Cytochrome P450 polymorphisms and the response of lupus nephritis to cyclophosphamide therapy.

BACKGROUND AND AIMS: The addition of cyclophosphamide to corticosteroids significantly improves the prognosis of severe kidney involvement in systemic lupus erythematosus (SLE). However, not all patients respond to cyclophosphamide. It has been suggested that genetic variations that reduce the metabolism of cyclophosphamide reduce its effectiveness. Cyclophosphamide is metabolized and activated by the cytochrome P450 (CYP) system and in particular CYP enzymes 2B6 and 2C19. Both CYP2B6 and CYP2C19 have variant alleles (CYP2B6*5 and CYP2C19*2) that attenuate or eliminate enzymatic activity. This investigation was done to determine the impact of CYP2B6*5 and CYP2C19*2 on the renal response in cyclophosphamide-treated lupus nephritis (LN) patients.
METHODS: Patients with SLE (n = 237), unclassified autoimmune disease (n = 51), and healthy controls (n = 294) were genotyped for CYP2B6*5 and CYP2C19*2. Associations between these alleles and achievement of complete or partial response, development of end-stage renal disease, and time to remission were determined.

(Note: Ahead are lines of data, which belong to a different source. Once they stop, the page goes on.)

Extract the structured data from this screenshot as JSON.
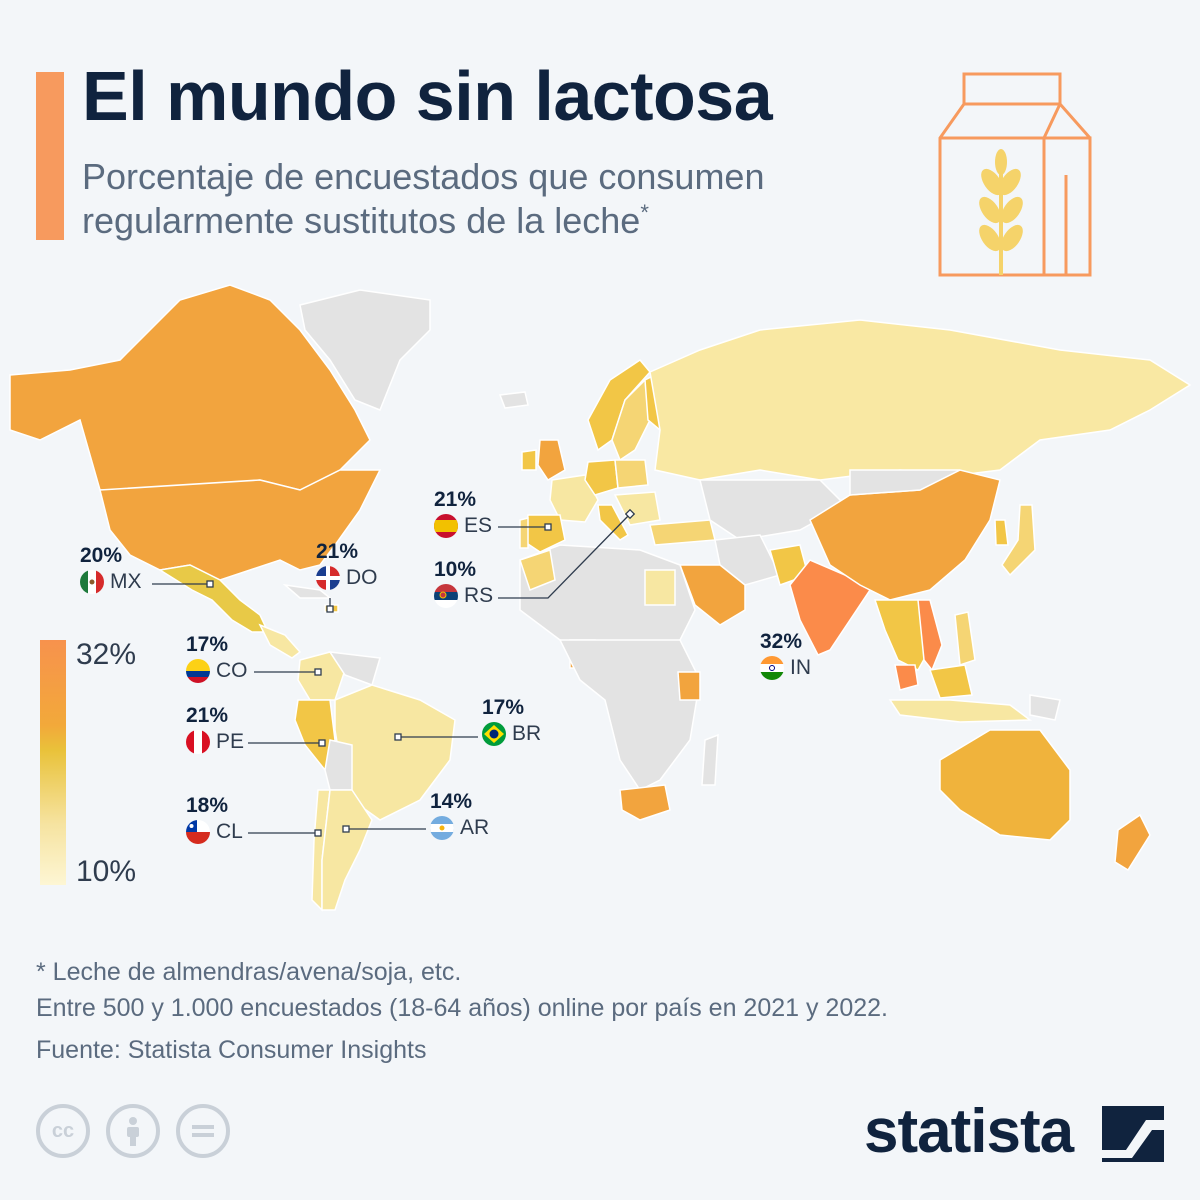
{
  "header": {
    "title": "El mundo sin lactosa",
    "subtitle": "Porcentaje de encuestados que consumen regularmente sustitutos de la leche",
    "subtitle_mark": "*"
  },
  "legend": {
    "max_label": "32%",
    "min_label": "10%",
    "colors": {
      "high": "#f7924d",
      "mid": "#e9c23a",
      "low": "#fdf6d4",
      "no_data": "#e6e6e6"
    }
  },
  "callouts": [
    {
      "code": "MX",
      "value": "20%",
      "flag": "mexico-flag-icon"
    },
    {
      "code": "DO",
      "value": "21%",
      "flag": "dominican-republic-flag-icon"
    },
    {
      "code": "ES",
      "value": "21%",
      "flag": "spain-flag-icon"
    },
    {
      "code": "RS",
      "value": "10%",
      "flag": "serbia-flag-icon"
    },
    {
      "code": "IN",
      "value": "32%",
      "flag": "india-flag-icon"
    },
    {
      "code": "CO",
      "value": "17%",
      "flag": "colombia-flag-icon"
    },
    {
      "code": "PE",
      "value": "21%",
      "flag": "peru-flag-icon"
    },
    {
      "code": "BR",
      "value": "17%",
      "flag": "brazil-flag-icon"
    },
    {
      "code": "CL",
      "value": "18%",
      "flag": "chile-flag-icon"
    },
    {
      "code": "AR",
      "value": "14%",
      "flag": "argentina-flag-icon"
    }
  ],
  "footnotes": {
    "note": "* Leche de almendras/avena/soja, etc.",
    "sample": "Entre 500 y 1.000 encuestados (18‑64 años) online por país en 2021 y 2022.",
    "source": "Fuente: Statista Consumer Insights"
  },
  "brand": {
    "name": "statista"
  },
  "license_icons": [
    "cc-icon",
    "attribution-icon",
    "no-derivatives-icon"
  ]
}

RESULTS: The frequencies of the variant alleles CYP2B6*5 and CYP2C19*2 were 6.3 % and 15.9%, respectively. CYP2C19*2 genotypes were more frequent among African Americans than European Americans, and CYP2B6*5 genotypes were more frequent among European Americans than African Americans. Among LN patients treated with cyclophosphamide (n = 36), there were no differences between those with or without these genotypes relative to the frequency of complete or partial remissions or time to remission.
CONCLUSION: This retrospective analysis failed to show an association between CYP2B6*5 and CYP2C19*2 and treatment outcomes in LN. This suggests that genotyping for these CYP450 variants may not be useful in individualizing treatment for severe LN.